Briggs, coming in a few minutes before the gong went on the chance that Lady Caroline might be there, was much astonished. He had supposed Rose Arbuthnot was a widow, and he still supposed it; so that he was much astonished.
“Well I’m damned,” thought Briggs, quite clearly and distinctly, for the shock of what he saw in the window startled him so much that for a moment he was shaken free of his own confused absorption.
Aloud he said, very red, “Oh I say—I beg your pardon”—and then stood hesitating, and wondering whether he oughtn’t to go back to his bedroom again.

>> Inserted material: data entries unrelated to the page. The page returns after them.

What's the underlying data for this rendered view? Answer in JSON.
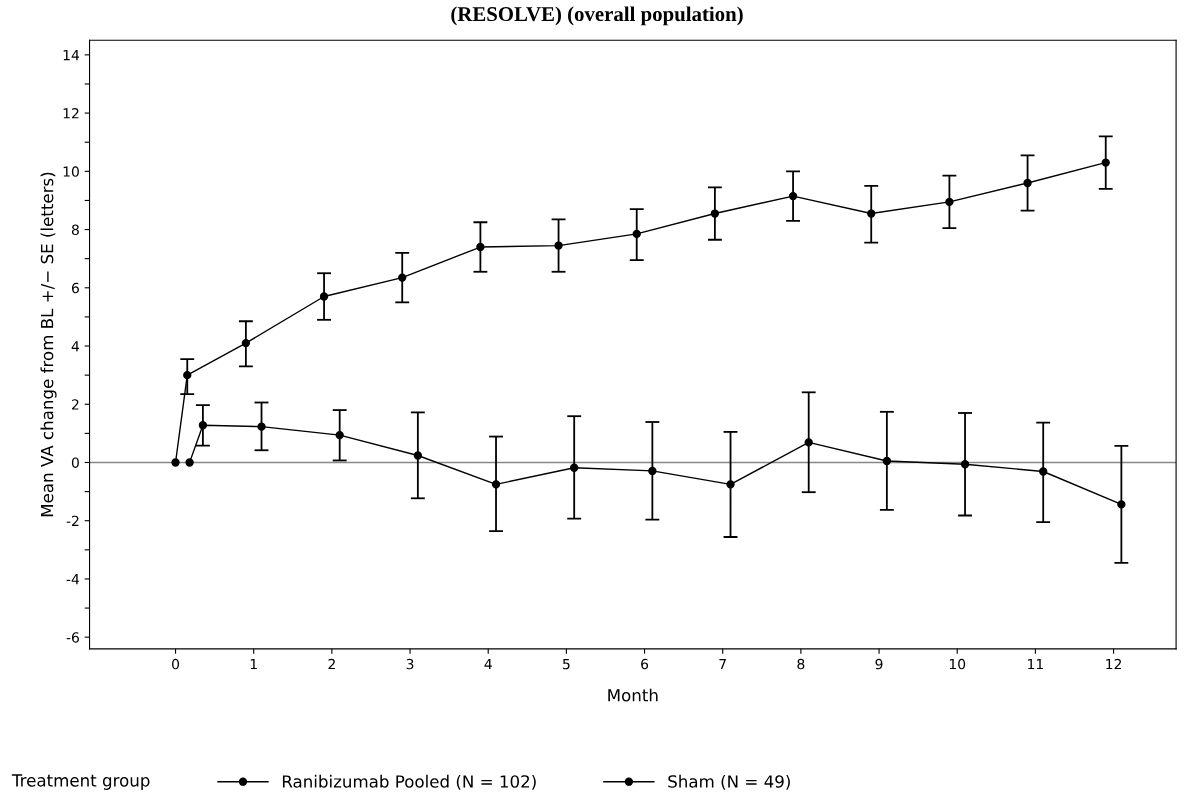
{
  "chart_data": {
    "type": "line",
    "title": "(RESOLVE) (overall population)",
    "xlabel": "Month",
    "ylabel": "Mean VA change from BL +/− SE (letters)",
    "legend_title": "Treatment group",
    "xlim": [
      -1.1,
      12.8
    ],
    "xticks": [
      0,
      1,
      2,
      3,
      4,
      5,
      6,
      7,
      8,
      9,
      10,
      11,
      12
    ],
    "ylim": [
      -6.4,
      14.5
    ],
    "yticks": [
      -6,
      {
        "value": -5,
        "label": null
      },
      -4,
      {
        "value": -3,
        "label": null
      },
      -2,
      {
        "value": -1,
        "label": null
      },
      0,
      {
        "value": 1,
        "label": null
      },
      2,
      {
        "value": 3,
        "label": null
      },
      4,
      {
        "value": 5,
        "label": null
      },
      6,
      {
        "value": 7,
        "label": null
      },
      8,
      {
        "value": 9,
        "label": null
      },
      10,
      {
        "value": 11,
        "label": null
      },
      12,
      {
        "value": 13,
        "label": null
      },
      14
    ],
    "marker": "circle",
    "grid": false,
    "legend": "bottom",
    "ref_lines": [
      {
        "axis": "y",
        "value": 0,
        "color": "#888888"
      }
    ],
    "series": [
      {
        "name": "Ranibizumab Pooled (N = 102)",
        "color": "#000000",
        "x": [
          0,
          0.15,
          0.9,
          1.9,
          2.9,
          3.9,
          4.9,
          5.9,
          6.9,
          7.9,
          8.9,
          9.9,
          10.9,
          11.9
        ],
        "values": [
          0,
          3.0,
          4.1,
          5.7,
          6.35,
          7.4,
          7.45,
          7.85,
          8.55,
          9.15,
          8.55,
          8.95,
          9.6,
          10.3
        ],
        "errors": [
          null,
          [
            2.35,
            3.55
          ],
          [
            3.3,
            4.85
          ],
          [
            4.9,
            6.5
          ],
          [
            5.5,
            7.2
          ],
          [
            6.55,
            8.25
          ],
          [
            6.55,
            8.35
          ],
          [
            6.95,
            8.7
          ],
          [
            7.65,
            9.45
          ],
          [
            8.3,
            10.0
          ],
          [
            7.55,
            9.5
          ],
          [
            8.05,
            9.85
          ],
          [
            8.65,
            10.55
          ],
          [
            9.4,
            11.2
          ]
        ]
      },
      {
        "name": "Sham (N = 49)",
        "color": "#000000",
        "x": [
          0.18,
          0.35,
          1.1,
          2.1,
          3.1,
          4.1,
          5.1,
          6.1,
          7.1,
          8.1,
          9.1,
          10.1,
          11.1,
          12.1
        ],
        "values": [
          0,
          1.28,
          1.23,
          0.94,
          0.24,
          -0.75,
          -0.18,
          -0.29,
          -0.75,
          0.69,
          0.05,
          -0.06,
          -0.31,
          -1.44
        ],
        "errors": [
          null,
          [
            0.58,
            1.97
          ],
          [
            0.42,
            2.06
          ],
          [
            0.07,
            1.8
          ],
          [
            -1.23,
            1.72
          ],
          [
            -2.36,
            0.89
          ],
          [
            -1.93,
            1.59
          ],
          [
            -1.96,
            1.39
          ],
          [
            -2.56,
            1.05
          ],
          [
            -1.02,
            2.41
          ],
          [
            -1.63,
            1.74
          ],
          [
            -1.82,
            1.7
          ],
          [
            -2.05,
            1.37
          ],
          [
            -3.45,
            0.57
          ]
        ]
      }
    ]
  }
}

If he had said nothing they would not have noticed he was there, but when he begged their pardon Rose turned and looked at him as one looks who is trying to remember, and Frederick looked at him too without at first quite seeing him.
They didn’t seem, thought Briggs, to mind or to be at all embarrassed. He couldn’t be her brother; no brother ever brought that look into a woman’s face. It was very awkward. If they didn’t mind, he did. It upset him to come across his Madonna forgetting herself.